第6話 最初の目的

「今後のことについて、話したいと思う」

「今後のこと、ですか?」

「ああ」


 目を覚ましたルーネを隣に座らせ、エレインは切り出した。

 色々考えたが、まずは彼女とも相談しながら決めるのが正しいだろう。


「まず、私は冒険者をしている。仕事上、家に戻ることも多くないから、持ち家はない。買えはするのだが」

「冒険者様とお話する機会は、以前にもありました。やはり危険な仕事が多いという認識があります」

「そう、だな。まあ、命がけではあるが……そうでない仕事だってある。それで、君がどうしたいか聞きたいんだ」

「! それって、私も同行してもいいということでしょうか……?」

「そうだ」


 ルーネの問いかけに、エレインは頷いた。

 当然、仕事をしている間は戻ってこない――数日空けることもあり、奴隷の彼女を一人にしておくのはどうか、という話だ。


「君が嫌なら、私は適当に家を買って、君はそこで過ごしてもらおうと思っている」

「て、適当に家を買うって……そんな、私のためにわざわざ買う必要などありません」

「私が心配なんだ、君を一人にしておくのは。だから、安全な場所を用意したい」


 これはエレインの本音だ。

 ルーネの傍にいつでもいられるわけではないのなら――どこかにそういう場所は必要になる。

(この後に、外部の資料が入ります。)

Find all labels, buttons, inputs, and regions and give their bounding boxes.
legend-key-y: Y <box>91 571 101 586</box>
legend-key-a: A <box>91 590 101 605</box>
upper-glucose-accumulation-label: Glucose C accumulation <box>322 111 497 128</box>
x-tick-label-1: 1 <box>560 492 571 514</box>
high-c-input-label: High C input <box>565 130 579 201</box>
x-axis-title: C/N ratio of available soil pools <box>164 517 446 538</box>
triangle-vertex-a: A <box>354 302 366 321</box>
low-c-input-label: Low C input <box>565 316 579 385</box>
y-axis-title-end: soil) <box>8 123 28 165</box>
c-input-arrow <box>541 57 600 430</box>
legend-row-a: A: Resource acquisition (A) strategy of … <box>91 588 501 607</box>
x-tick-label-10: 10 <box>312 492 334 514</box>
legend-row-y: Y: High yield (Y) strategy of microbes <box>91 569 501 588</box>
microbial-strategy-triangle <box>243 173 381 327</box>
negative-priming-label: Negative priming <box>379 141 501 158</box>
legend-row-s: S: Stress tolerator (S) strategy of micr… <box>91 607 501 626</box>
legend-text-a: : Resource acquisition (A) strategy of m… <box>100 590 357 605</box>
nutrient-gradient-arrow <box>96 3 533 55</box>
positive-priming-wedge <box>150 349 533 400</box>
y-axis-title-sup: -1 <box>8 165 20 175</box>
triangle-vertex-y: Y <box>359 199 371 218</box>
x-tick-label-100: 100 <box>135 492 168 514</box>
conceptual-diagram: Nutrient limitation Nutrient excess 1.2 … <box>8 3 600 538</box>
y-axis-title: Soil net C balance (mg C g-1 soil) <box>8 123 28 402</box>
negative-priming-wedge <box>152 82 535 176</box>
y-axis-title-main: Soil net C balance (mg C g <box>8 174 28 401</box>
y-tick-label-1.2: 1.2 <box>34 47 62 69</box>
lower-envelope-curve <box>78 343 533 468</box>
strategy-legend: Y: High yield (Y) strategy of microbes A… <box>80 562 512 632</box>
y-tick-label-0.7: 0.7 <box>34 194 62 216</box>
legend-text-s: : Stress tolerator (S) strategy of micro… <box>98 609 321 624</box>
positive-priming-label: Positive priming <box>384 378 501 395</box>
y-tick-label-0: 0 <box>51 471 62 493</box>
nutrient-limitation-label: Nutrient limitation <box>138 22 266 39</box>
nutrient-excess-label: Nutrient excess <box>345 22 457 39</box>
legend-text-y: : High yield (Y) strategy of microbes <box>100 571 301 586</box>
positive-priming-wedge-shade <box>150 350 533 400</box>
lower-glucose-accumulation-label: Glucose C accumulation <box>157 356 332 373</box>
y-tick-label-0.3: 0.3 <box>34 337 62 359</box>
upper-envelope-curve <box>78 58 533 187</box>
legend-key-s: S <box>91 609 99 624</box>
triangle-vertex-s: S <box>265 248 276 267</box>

 エレインの数少ない知り合いの魔導師にでも頼めば、協力な結界を張った家を作ることだって難しくはないだろう。

 だが、ルーネは首を横に振った。


「いえ、私は――エレイン様についていきます」

「それはつまり、私の仕事に同行する、ということでいいのか?」

「はい」

「君も認識している通り、危険な仕事もあるんだ。強制するつもりはないから、どうか遠慮なく拒否してもらってもいい」

「ですから、私はエレイン様のお傍にいたいと思っています。それに……」


 ルーネは立ち上がると、エレインの前で構えを取った。

 手に剣を持っていないのに――まるで剣がそこにあるかのように、エレインの目に映り、思わず驚きの表情を浮かべる。


「私、剣術には少し自信がありまして」

「……そうか。君は戦えるタイプの王族なのか」

「えっと、たぶん、はい。エレイン様のお役に立てるか分かりませんが……」


 実際、ルーネの実力がどれほどなのかは、分からない。

 だが、今の構えは――素人ではなかった。

 そこにまるで剣があるかのように思わされるほどの剣士に、エレインは中々出会ったことがない。

 ルーネはひょっとしたら、かなりの実力者なのかもしれない。

 ならば、確認するにはちょうどいい仕事がある。


「王都の外れで、一体の魔物を倒す依頼を少し前に受けていてな。そろそろ倒そうと思っていた――今から行こうと思うが、そこで君の実力を見せてもらってもいいかな?」

「魔物、ですか。一体どのような?」

「詳しくは……そうだな。歩きながらでも話そう」


 そうと決まれば、とエレインは立ち上がり、荷物を手に取る――が、そこで一つ気付き、ルーネに向き直った。


「……?」

「仕事の前に、あれだな。服を買わないと、だな」


 ――ルーネの服は、はっきり言ってしまえば薄着のものだ。

 これから一緒に過ごしていくのだから、当然彼女の服だって必要になる。

 エレインとルーネの最初の目的は、服を手に入れることになった。